Agentic AI is Not Just a New Tool; It’s a New Operating Model for the Enterprise

Sharif Berdi, the Senior Director for Data & AI Engineering at Inception (a G42 company), says, the vision isn’t a single super-agent, but a network of specialised agents that collaborate, just like high-performing human teams
How do you define Agentic AI, and how does it fundamentally differ from traditional chatbots or rule-based automation?
Agentic AI has introduced a new way for enterprises to harness intelligence. No longer is intelligence simply a reactive tool, but rather a strategic enabler. Traditional chatbots or rule-based systems handle tasks by following instructions. They do not have the ability to interpret, adapt, or anticipate. Instead, they rely on pre-programmed scripts to respond to isolated inputs.
Agentic AI, on the other hand, solves problems. It doesn’t wait to be told what to do; it interprets intent, maintains memory across interactions, adjusts to dynamic input, and collaborates with other agents and humans to reach outcomes. Think of it as an assistant that doesn’t just follow commands but proactively navigates the complexities of enterprise operations.
We recognised the limitations of legacy automation—such as inflexibility, siloed data, and lack of real-time insights—and designed solutions to overcome them. We view Agentic AI as intelligent systems that can sense, decide, and act across different parts of an organisation. This philosophy powers our (In)Business Suite, which embeds autonomous AI agents into key business areas like procurement, process automation, productivity, and customer experience.
For example, (In)Business Procurement does more than automate contract workflows. It identifies high-performing, sustainable suppliers, accelerates sourcing-to-award cycles, ensures compliance, and drives measurable savings. Meanwhile, our (In)Business Productivity and (In)Business Process modules empower teams to deploy no-code AI agents that coordinate workflows, surface knowledge, and make intelligent decisions often faster, more accurately, and at greater scale than human-led systems. Agentic AI is not just a new tool; it’s a new operating model for the enterprise.
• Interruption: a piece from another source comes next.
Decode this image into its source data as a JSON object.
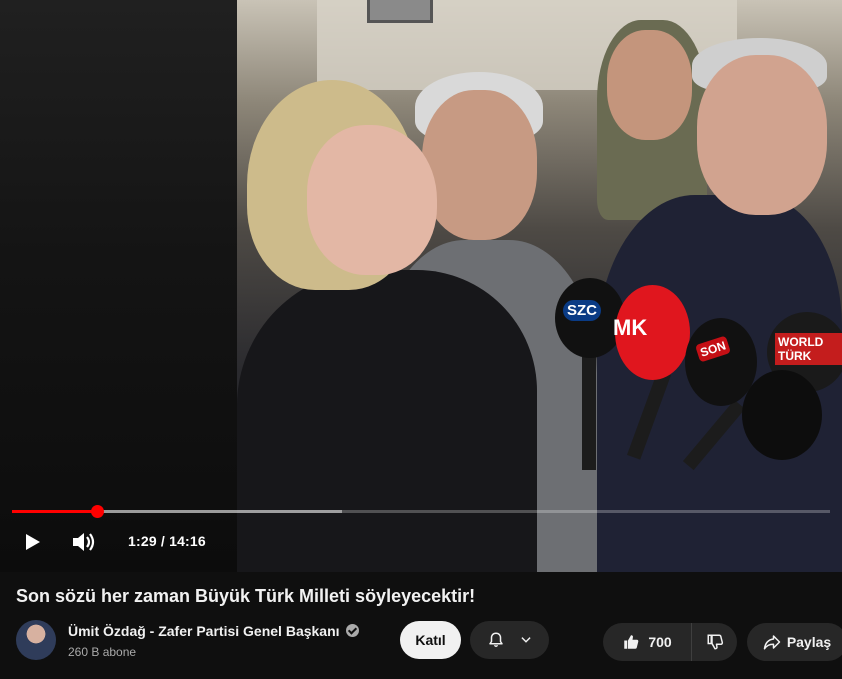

Beyond task automation, what complex, multi-step problems are agentic AIs uniquely positioned to solve that current AI models cannot?
The true promise of Agentic AI lies in its ability to execute high-impact, multi-step problem-solving by coordinating across domains, tools, and objectives with reasoning, foresight, and contextual adaptation. Traditional AI models can automate narrow tasks while AI agents can manage entire workflows, make decisions, and even learn from evolving environments. These systems are capable of autonomous, outcome-driven orchestration in real time.
We are building Multi-Agentic solutions into the foundation of our enterprise products. These agents learn from sentiment, personalise responses, and help human teams deliver empathetic, real-time support which is far beyond what static chatbots can achieve. This enables enterprises to move from reactive automation to intelligent transformation by solving problems that are too fluid, complex, or involve high stakes for traditional models.
How much autonomy should Agentic AI have in decision-making, and where should humans remain in the loop?
Autonomy in Agentic AI should be both contextual and intentional, built around the principle of augmentation and not replacement. In regulated, high-stakes industries such as finance, healthcare, or public safety, full autonomy without human oversight is potentially risky. Instead, we need a tiered approach that distinguishes between low-risk operational tasks and high-impact strategic decisions.
This dynamic orchestration where agents proactively flag issues, surface insights, and suggest next actions, while humans make final calls is where Agentic AI shows its true value. It’s not about full autonomy; it’s about intelligent delegation.
Our products are designed to escalate when ambiguity is high, confidence scores are low, or when ethical, legal, or reputational thresholds are at stake. We empower enterprises to define custom guardrails that ensure decisions adhere to their compliance protocols and organisational ethics. Agentic AI thrives when it operates within these boundaries: autonomous where it drives efficiency, collaborative where it enables better judgment. Ultimately, the goal isn’t to eliminate human involvement but to elevate it.
What’s the next frontier for Agentic AI—will we see AI “agents” collaborating like human teams?
Absolutely. The vision isn’t a single super-agent, but a network of specialised agents that collaborate, just like high-performing human teams. Imagine a marketing agent identifying a shift in consumer sentiment, triggering a pricing agent to re-optimise offers, while a supply chain agent adapts distribution – all in real time, with minimal human input. This decentralised collaboration opens the door to adaptive enterprises that are faster, leaner, and more responsive to change.
Will open-source models keep pace with proprietary Agentic AI systems, or will there be a widening gap?
Open-source has always been the engine of rapid innovation, and I don’t see that changing. In fact, some of the most impressive breakthroughs in large language models have come from open communities. However, agentic systems need orchestrators, memory modules, secure APIs, and real-world alignment layers.
Proprietary systems may move faster in production-grade deployment, especially when backed by dedicated infrastructure and domain-specific fine-tuning. But open-source will continue to challenge the status quo, especially in driving transparency, accountability, and local innovation. The future is likely to be hybrid: proprietary strength paired with open-source vitality.